There is evidence that kinins contribute to some of the renal, cardiovascular, and endocrine effects of the diuretic furosemide. The aim of the present study was to investigate the role of kinins in the regulation of renin secretion, blood pressure, and heart rate under resting conditions and after administration of furosemide. The effects of icatibant, a potent, specific, and long-lasting bradykinin B2 receptor antagonist, on resting renin secretion, blood pressure, and heart rate, and on the responses of these variables to administration of furosemide, were investigated in conscious, chronically prepared rabbits.

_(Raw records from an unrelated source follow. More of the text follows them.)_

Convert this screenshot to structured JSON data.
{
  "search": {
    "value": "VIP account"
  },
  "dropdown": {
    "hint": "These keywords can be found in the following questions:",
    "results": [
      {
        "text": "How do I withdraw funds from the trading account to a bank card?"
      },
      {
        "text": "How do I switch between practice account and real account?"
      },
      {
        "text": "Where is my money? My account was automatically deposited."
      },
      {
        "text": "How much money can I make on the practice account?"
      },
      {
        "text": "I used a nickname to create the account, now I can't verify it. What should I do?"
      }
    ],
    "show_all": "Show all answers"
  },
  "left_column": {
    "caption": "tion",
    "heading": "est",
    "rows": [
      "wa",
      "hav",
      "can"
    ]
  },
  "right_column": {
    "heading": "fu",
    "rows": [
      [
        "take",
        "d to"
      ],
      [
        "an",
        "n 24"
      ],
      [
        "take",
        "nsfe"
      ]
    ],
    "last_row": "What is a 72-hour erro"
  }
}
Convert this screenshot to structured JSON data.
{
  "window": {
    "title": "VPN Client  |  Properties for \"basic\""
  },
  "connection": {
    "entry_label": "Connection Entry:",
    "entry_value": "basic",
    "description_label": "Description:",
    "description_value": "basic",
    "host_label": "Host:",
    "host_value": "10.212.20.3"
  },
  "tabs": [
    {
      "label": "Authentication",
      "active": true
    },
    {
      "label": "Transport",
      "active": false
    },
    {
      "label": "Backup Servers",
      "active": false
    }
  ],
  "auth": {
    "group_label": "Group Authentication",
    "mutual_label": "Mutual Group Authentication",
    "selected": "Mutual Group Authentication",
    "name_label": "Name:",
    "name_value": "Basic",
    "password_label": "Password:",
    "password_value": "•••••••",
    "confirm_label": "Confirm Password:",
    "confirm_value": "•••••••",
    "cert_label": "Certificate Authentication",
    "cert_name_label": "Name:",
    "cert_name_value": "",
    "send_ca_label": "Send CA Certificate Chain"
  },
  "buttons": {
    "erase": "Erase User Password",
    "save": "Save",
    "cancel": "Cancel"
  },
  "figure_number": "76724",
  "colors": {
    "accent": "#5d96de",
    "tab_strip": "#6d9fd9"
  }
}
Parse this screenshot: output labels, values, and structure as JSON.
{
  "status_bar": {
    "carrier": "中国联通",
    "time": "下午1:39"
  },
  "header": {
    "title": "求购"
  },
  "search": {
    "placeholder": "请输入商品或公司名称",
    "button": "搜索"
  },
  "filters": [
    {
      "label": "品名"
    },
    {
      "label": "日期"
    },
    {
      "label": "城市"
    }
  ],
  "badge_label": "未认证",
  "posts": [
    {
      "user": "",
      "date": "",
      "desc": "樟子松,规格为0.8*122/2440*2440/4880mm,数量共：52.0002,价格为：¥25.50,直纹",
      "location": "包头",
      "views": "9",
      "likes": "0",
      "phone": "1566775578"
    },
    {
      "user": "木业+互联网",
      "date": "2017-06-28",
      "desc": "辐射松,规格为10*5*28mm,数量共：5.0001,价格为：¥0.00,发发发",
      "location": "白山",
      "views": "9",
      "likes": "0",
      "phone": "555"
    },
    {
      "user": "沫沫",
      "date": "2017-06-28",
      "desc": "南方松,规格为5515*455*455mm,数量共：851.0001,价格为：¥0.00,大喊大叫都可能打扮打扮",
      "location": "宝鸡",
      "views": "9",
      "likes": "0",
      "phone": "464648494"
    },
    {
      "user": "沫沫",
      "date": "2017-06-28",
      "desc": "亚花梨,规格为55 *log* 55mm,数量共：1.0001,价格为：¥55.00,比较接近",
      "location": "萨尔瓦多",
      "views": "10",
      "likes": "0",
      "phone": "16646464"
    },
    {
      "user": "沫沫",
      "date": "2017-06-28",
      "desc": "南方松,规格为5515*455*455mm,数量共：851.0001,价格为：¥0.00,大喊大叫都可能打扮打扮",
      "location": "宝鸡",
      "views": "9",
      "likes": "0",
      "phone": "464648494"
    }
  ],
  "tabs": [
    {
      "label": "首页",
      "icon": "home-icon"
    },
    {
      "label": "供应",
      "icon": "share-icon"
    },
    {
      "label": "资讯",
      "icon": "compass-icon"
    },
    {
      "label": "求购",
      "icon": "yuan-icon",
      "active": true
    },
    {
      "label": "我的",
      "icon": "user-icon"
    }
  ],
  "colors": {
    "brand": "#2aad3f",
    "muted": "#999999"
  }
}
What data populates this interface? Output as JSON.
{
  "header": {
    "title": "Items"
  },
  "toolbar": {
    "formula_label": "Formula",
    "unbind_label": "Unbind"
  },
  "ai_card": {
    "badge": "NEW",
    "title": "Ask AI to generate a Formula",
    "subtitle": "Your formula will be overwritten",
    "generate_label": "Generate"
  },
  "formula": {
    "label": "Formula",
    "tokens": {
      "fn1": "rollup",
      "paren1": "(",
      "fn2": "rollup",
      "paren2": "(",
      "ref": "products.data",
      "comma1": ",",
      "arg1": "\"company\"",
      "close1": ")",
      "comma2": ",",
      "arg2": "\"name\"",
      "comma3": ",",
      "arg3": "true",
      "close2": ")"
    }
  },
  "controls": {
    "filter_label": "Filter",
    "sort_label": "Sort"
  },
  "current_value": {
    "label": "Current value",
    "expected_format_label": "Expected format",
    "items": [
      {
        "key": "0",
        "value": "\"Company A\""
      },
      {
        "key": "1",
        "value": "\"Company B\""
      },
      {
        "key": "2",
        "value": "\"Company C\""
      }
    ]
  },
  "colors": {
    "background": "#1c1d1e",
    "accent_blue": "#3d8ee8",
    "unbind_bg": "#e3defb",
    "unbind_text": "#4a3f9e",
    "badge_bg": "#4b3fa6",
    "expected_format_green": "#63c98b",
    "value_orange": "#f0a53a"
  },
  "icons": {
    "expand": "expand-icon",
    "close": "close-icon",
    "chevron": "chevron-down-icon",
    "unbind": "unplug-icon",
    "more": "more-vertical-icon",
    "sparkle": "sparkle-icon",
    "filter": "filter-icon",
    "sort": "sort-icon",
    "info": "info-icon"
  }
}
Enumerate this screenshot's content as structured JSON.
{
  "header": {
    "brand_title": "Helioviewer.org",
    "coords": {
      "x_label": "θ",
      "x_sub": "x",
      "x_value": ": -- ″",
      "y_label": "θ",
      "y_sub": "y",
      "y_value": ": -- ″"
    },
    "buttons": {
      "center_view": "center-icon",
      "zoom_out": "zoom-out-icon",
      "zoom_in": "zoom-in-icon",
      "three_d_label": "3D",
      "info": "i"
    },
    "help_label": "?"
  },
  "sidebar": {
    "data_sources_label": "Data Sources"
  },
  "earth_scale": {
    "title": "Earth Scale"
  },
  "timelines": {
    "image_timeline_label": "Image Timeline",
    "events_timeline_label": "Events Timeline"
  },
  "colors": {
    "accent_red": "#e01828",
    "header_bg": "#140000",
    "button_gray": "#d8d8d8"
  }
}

Injection of icatibant in doses of 0.1 and 1.0 mg/kg blocked the hypotensive response to intravenous injections of bradykinin completely. The lower dose of icatibant decreased plasma renin activity in some animals, but did not alter their blood pressure or heart rate. The higher dose suppressed resting plasma renin activity from 10.2 +/- 2.2 to 5.6 +/- 1.4 ng/ml/2 h (P < 0.01), without changing the blood pressure or heart rate. Injection of furosemide (2 mg/kg) caused a sustained increase i plasma renin activity from 6.7 +/- 1.6 to 15.9 +/- 3.3 ng/ml/2h (P < 0.01), a transient increase in mean arterial pressure from 72 +/- 3 to 78 +/- 3 mmHg (P < 0.05), and a sustained increase in heart rate from 228 +/- 8 to 253 +/- 6 bpm (P < 0.01). Neither dose of icatibant altered the cardiovascular and renin responses to furosemide. These results provide evidence that bradykinin B2 receptors participate in the regulation of resting renin secretion, but not in the renin secretory or heart rate responses to furosemide.